COORDINATE SYSTEMS USED IN THIS LIBRARY
This code is based on UCSC formats. Therefore all coordinates reported are expressed in 0-based, half-open. This means that a genomic coordinate displayed on UCSC or Ensembl e.g. chr1:1-100
is represented as chr1 0 100
. To convert from 0-based, half-open to 1-base, fully-closed add 1 to the start.
CLASS METHODS
Bio::DB::Big->init();
Initalises libBigWig. Essential to call if you are going to load remote files. Consider doing this once in a BEGIN block in your code.
Bio::DB::Big->timeout(0);
Sets the libcurl timeout in milliseconds. Setting this to 0 means there is no timeout. See libcurl's CURLOPT_TIMEOUT_MS value for more information.
This is a global variable for the entire library.
Bio::DB::Big->follow_redirects(1);
By default libcurl will not follow 301 or 302 error codes. Switching this on will force it to follow them. See libcurl's CURLOPT_FOLLOWLOCATION value for more information.
This is a global variable for the entire library.
Bio::DB::Big->verify_ssl(1);
Forces libcurl to verify the remote SSL/TLS certificates. By default this is true. Setting it to false will allow any HTTPS communication to occur irrelevant of the attached certificate. See libcurl's CURLOPT_SSL_VERIFYPEER value for more information.
This is a global variable for the entire library.
my $bf = Bio::DB::Big->open('/path/to/big.file');
Perl method that wraps two methods from Bio::DB::Big::File. File type is sniffed using test_big_wig()
. If true we open the file using open_big_wig()

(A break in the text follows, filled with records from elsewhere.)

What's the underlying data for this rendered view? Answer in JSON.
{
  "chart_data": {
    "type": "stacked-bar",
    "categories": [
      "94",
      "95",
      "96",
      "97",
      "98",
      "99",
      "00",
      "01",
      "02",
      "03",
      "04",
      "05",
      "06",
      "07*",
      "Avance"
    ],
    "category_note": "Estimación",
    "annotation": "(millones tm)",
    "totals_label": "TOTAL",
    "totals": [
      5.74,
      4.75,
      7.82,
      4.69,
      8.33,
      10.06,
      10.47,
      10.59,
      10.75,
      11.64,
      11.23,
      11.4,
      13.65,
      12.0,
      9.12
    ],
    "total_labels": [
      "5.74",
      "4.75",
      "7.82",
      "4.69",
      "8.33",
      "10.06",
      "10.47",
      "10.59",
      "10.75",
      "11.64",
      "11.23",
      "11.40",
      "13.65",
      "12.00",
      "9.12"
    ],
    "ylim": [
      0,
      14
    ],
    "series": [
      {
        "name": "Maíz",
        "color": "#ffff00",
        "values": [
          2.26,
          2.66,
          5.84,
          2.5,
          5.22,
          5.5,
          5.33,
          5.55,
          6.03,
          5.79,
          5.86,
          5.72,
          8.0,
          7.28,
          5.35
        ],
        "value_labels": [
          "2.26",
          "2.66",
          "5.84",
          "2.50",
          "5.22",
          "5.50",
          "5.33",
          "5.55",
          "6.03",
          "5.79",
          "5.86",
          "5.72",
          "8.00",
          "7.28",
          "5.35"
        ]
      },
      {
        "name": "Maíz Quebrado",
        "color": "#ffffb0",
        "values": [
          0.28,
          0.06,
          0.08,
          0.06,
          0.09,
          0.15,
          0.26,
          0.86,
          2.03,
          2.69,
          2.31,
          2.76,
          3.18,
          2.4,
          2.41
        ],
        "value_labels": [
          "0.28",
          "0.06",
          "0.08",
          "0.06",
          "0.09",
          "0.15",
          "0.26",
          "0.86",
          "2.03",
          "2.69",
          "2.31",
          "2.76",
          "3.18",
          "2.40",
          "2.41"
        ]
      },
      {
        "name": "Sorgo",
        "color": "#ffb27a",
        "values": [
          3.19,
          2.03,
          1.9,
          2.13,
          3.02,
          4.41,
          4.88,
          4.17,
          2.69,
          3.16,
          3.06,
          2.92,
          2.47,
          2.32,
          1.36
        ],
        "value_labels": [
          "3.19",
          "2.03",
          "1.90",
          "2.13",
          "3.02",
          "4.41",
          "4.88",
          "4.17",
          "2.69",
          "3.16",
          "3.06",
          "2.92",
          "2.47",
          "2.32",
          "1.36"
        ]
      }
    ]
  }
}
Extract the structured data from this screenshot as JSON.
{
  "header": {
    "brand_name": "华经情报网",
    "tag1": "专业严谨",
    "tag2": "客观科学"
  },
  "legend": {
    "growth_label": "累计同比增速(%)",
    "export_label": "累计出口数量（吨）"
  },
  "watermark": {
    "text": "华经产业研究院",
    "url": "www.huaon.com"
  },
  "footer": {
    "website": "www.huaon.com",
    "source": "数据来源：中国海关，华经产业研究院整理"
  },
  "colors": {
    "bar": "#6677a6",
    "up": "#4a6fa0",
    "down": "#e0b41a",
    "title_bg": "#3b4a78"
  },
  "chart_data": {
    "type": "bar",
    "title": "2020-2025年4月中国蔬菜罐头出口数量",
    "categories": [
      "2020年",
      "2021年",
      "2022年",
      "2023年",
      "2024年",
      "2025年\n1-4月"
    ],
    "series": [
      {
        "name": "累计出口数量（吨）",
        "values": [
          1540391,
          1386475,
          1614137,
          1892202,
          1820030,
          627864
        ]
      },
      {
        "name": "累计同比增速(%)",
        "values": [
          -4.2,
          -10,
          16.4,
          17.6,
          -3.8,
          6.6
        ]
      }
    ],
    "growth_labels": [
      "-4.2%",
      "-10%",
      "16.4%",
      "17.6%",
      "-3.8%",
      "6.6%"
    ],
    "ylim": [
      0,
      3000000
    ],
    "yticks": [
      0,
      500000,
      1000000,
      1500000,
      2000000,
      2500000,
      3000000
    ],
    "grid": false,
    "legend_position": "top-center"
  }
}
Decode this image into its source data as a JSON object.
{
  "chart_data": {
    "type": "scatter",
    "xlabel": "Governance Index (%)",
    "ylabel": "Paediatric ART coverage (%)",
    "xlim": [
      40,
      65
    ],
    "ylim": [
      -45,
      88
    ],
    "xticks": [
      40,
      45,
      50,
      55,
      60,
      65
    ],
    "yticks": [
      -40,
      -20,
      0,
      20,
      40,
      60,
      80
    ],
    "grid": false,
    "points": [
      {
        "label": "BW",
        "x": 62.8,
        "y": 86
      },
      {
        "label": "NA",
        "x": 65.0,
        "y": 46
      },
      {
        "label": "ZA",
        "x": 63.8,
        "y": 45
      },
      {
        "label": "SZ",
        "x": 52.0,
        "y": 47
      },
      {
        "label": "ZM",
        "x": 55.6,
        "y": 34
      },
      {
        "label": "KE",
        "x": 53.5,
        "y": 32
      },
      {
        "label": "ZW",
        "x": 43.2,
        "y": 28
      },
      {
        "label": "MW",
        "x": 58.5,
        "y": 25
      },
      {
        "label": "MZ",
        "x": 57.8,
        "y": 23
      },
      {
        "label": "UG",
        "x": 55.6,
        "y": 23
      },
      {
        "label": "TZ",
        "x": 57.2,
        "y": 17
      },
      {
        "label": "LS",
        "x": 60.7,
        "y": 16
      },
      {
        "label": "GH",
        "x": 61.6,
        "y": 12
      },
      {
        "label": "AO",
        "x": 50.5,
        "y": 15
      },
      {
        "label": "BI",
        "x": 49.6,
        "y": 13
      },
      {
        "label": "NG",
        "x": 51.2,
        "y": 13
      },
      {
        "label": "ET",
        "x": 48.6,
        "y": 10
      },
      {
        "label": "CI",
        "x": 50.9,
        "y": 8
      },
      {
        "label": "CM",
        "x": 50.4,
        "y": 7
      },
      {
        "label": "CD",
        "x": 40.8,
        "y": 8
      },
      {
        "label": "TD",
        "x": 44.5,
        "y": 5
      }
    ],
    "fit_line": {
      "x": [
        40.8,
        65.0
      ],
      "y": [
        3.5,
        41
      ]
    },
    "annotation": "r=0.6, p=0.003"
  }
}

. If not we open using open_big_bed()
. The caller can then use is_big_wig()
or is_big_bed()
to assert the type of file now available.
WORKING WITH BIG FILES
See Bio::DB::Big::File for more information on the routines available.
WORKING WITH AUTOSQL
See Bio::DB::Big::AutoSQL for more information on routines available. Also see Bio::DB::Big::File for the method get_autosql()
.
EXCEPTIONS
This library will raise exceptions as and when errors occur. You can trap them using eval or equivalent methods. The following are the class of exceptions raised (identified by the exception's prefix)
- Invalid operation
-
Tried to use a bigwig method on a bigbed file or vice-versa
- Open error
-
An error occured whilst trying to open a file
- Invalid type
-
Unknown summary type given for statistics generation
- Invalid chromosome
-
The chromosome was not found in this file
- Invalid range
-
The specified range was incorrect. Normally caused when start is greater than end or end is greater than the chromosome length
- Fetch error
-
Could not retrieve the requested region
- Parse error
-
Could not parse a record. Normally happens with AutoSQL work.
- Config error
-
Incorrect value or configuration given to a module.
SEE ALSO
LICENSE
Copyright [2015-2017] EMBL-European Bioinformatics Institute
Licensed under the Apache License, Version 2.0 (the "License"); you may not use this file except in compliance with the License. You may obtain a copy of the License at
http://www.apache.org/licenses/LICENSE-2.0
Unless required by applicable law or agreed to in writing, software distributed under the License is distributed on an "AS IS" BASIS, WITHOUT WARRANTIES OR CONDITIONS OF ANY KIND, either express or implied. See the License for the specific language governing permissions and limitations under the License.